Parent-offspring conflict over clutch size

We present a model for sexually-reproducing diploids in which a female can produce a variable (generally large) clutch size, where the sibs then compete over some fixed resource, and where certain offspring use siblicide to reduce the primary clutch/brood size created by the mother. Where siblicide involves neither direct energy loss (e. g. fighting cost) nor gain (e. g. cannibalism) to an offspring, the optimal clutch size for an offspring can differ from the optimum for the mother, i.e. there can be parent-offspring conflict over clutch size. The magnitude of this evolutionary conflict (measured in terms of difference between clutch size optima) increases with multipaternity of the brood and with the steepness of the initial decline in offspring survivorship (through sib-competition as further offspring are added to the brood). However, the disparity in clutch size optima may not be great. Where the integer clutch size optima are the same, there will clearly be no conflict. Where this differs, resolution of the evolutionary conflict could involve much apparent behavioral conflict, commonly manifest as siblicidal aggression. The ESS (evolutionarily stable strategy) for such a game will depend upon the direct costs and benefits of siblicide, as well as on the indirect costs to sibs via relatedness. If the only costs of siblicide arise through relatedness, then offspring will 'win' in the sense that the eventual clutch size will match the offspring optimum.
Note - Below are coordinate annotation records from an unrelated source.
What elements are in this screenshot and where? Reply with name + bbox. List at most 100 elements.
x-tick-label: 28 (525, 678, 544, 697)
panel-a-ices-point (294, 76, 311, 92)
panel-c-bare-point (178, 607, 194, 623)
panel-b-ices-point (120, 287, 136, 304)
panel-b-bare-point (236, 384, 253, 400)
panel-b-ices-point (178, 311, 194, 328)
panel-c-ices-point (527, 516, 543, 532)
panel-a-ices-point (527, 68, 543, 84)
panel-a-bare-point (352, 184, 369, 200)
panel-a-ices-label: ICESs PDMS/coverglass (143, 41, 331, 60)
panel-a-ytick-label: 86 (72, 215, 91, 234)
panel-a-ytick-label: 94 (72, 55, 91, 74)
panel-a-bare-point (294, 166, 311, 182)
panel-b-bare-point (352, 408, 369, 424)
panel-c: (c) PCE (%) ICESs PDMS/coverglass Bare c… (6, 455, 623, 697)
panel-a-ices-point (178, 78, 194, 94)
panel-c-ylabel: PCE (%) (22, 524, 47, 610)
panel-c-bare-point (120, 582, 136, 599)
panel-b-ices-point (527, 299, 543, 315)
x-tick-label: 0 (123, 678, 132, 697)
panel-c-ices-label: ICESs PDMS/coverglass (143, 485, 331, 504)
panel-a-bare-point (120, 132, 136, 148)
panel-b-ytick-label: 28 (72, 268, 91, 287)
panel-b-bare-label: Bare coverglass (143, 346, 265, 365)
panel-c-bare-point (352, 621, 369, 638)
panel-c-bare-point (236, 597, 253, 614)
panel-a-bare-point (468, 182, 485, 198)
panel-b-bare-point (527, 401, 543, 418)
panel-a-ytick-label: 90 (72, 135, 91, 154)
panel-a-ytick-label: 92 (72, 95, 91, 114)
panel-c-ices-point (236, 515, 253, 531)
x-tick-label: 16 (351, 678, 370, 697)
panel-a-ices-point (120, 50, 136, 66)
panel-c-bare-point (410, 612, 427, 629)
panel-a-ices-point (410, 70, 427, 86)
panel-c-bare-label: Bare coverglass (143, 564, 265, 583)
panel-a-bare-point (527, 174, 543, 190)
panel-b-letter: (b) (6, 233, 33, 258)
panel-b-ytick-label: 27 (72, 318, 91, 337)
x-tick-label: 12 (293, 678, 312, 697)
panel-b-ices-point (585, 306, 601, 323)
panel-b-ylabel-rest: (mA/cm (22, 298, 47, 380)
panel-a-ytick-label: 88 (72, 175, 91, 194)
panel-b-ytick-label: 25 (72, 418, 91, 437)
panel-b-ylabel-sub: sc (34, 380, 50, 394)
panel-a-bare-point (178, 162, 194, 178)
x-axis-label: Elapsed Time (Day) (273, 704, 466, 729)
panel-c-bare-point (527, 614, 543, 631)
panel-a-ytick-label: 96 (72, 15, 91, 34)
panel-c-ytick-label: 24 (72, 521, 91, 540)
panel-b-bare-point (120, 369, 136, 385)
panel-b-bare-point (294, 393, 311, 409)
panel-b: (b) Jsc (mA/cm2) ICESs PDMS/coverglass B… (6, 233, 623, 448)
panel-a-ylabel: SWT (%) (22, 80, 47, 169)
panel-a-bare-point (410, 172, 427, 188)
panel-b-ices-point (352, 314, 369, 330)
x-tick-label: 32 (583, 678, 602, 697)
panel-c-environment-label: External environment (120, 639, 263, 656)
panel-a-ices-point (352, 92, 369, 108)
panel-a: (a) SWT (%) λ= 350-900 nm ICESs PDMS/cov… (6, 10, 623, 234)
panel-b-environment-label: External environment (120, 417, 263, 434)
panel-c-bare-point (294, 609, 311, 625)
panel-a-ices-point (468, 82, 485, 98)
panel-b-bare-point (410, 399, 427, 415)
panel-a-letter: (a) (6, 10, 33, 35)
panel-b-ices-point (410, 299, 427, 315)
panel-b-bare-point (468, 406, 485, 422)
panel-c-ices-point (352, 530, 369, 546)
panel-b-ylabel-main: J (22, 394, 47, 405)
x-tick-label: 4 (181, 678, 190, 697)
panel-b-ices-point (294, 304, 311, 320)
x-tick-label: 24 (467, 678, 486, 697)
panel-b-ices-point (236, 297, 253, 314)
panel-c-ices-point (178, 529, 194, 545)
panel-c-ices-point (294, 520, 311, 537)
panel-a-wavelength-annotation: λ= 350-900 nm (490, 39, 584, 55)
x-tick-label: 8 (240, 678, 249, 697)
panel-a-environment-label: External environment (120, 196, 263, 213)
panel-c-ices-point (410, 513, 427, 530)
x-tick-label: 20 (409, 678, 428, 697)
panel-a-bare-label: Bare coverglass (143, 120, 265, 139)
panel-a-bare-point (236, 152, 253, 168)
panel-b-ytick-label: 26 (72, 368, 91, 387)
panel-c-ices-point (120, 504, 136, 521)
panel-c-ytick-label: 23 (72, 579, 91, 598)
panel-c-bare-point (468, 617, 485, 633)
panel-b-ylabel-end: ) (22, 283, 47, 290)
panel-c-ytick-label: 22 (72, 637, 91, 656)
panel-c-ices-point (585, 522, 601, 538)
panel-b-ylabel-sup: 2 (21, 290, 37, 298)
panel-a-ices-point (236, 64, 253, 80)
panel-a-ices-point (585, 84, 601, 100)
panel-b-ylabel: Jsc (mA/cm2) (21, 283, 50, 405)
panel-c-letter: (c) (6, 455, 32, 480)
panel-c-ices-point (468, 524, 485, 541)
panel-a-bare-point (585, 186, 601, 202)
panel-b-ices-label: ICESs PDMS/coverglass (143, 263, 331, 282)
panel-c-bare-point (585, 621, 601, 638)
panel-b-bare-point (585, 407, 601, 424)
Whether or not the mother will produce this clutch size depends on the mechanism controlling siblicide. A siblicidal ESS will occur when offspring are programmed to kill a fixed number/proportion of a brood ('victim-based siblicide'), but not if programmed to reduce the sibship to the offspring optimum ('survivor-based siblicide'). With survivor-based siblicide, the mother can do no better than to lay the offsprings' optimal clutch size.